Les opérations humanitaires entravées
Les agences humanitaires ont continué à effectuer des distributions d'aide limitées dans le sud de la bande de Gaza tout en rappelant vendredi qu’« aucun endroit n'est sûr ».
Jeudi, de telles distributions limitées d'aide ont eu lieu dans le gouvernorat de Rafah, a déclaré le Bureau de coordination des affaires humanitaires de l'ONU (OCHA).
L'OCHA note que dans le gouvernorat adjacent de Khan Younis, à l'exception de la livraison de fournitures médicales mentionnée ci-dessus, « la distribution de l'aide a largement cessé en raison de l'intensité des hostilités ».

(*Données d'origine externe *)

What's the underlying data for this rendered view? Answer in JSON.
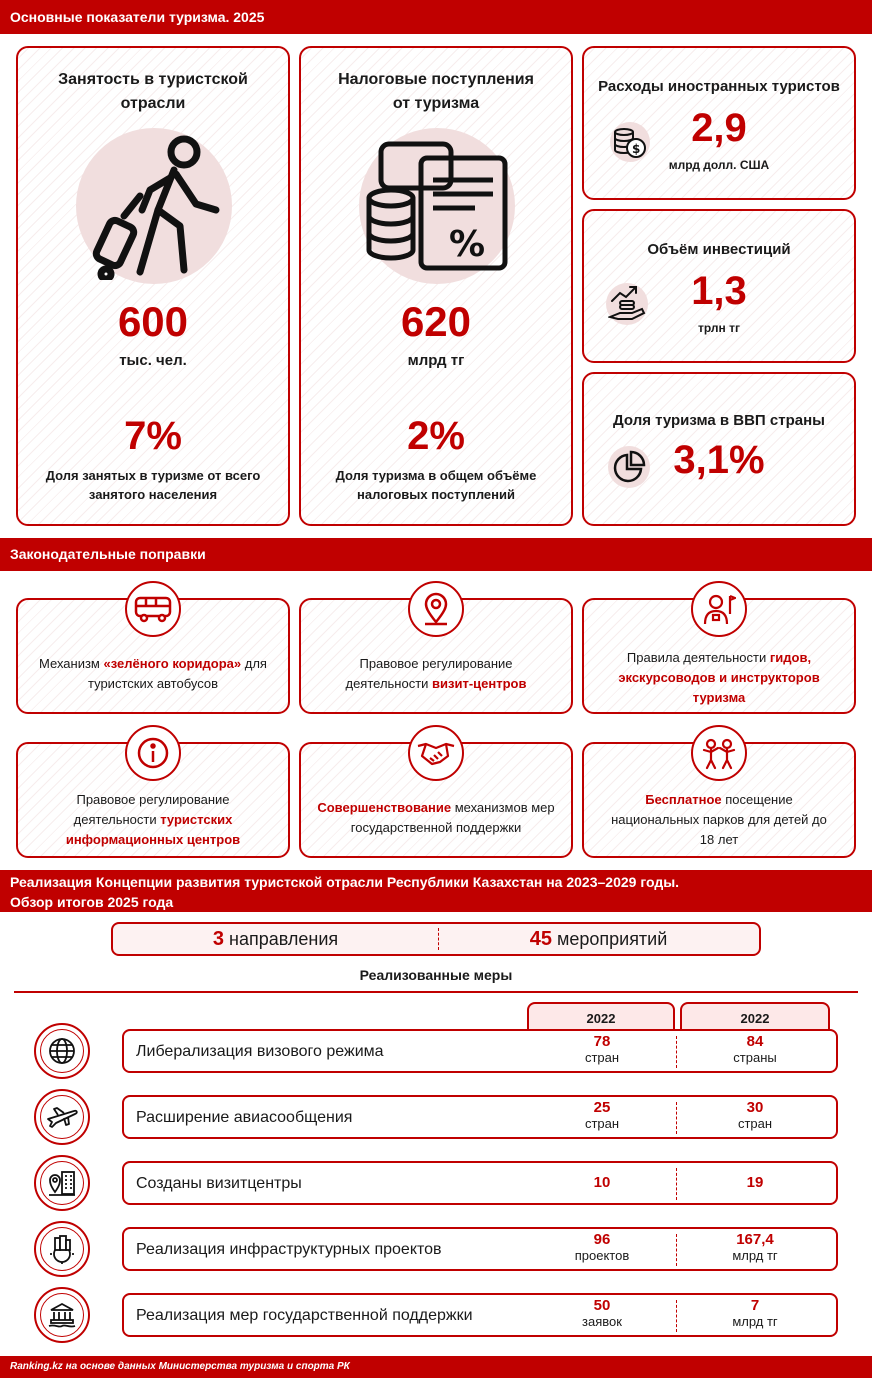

Le bureau de l'ONU a également souligné que des dizaines de milliers de personnes déplacées supplémentaires sont poussées plus au sud et confinées dans des espaces restreints, et que leur survie « ne tient qu'à un fil ». Martin Griffiths, chef de l'OCHA et responsable des secours d'urgence de l'ONU, a averti jeudi qu'en raison du rythme de l'assaut militaire israélien, « nous n'avons plus d'opération humanitaire dans le sud de la bande de Gaza qui puisse être appelée par ce nom ».
« Effondrement de l'ordre public »
Le Bureau de la coordination des affaires humanitaires a indiqué que l'afflux de personnes déplacées à l'intérieur de Rafah s'était poursuivi et qu'il n'y avait « plus d'espace vide pour que les gens puissent s'abriter, pas même dans les rues et autres zones ouvertes ».
Des milliers de personnes privées de produits de première nécessité ont attendu pendant des heures autour des centres de distribution d'aide et « on craint une rupture de l'ordre public dans ces conditions », a déclaré l'OCHA.
Violences sexuelles
De son côté, la Représentante spéciale du Secrétaire général sur la violence sexuelle dans les conflits, Pramila Patten, s'est déclaré vendredi gravement préoccupée par les nouvelles informations faisant état de violences sexuelles, contre des femmes et des hommes, alors qu'ils étaient retenus en otage par le Hamas.
Elle a répondu positivement à une invitation du gouvernement israélien à effectuer une visite officielle. Selon elle, cette visite sera une occasion de rencontrer des survivants de violences sexuelles liées au conflit, y compris des otages récemment libérés, afin d'amplifier leurs voix, et entendre directement des témoignages.
La Représentante spéciale appelle « à des enquêtes solides et indépendantes sur toutes les allégations de violences sexuelles liées au conflit actuel ». À cet égard, elle exhorte l'État d'Israël à accorder l'accès aux entités des Nations Unies dotées d'un mandat d'enquête, qui ont rapidement signalé leur disponibilité et leur volonté d'examiner la portée et l'étendue de ces crimes, y compris les allégations de violences sexuelles contre des Palestiniens.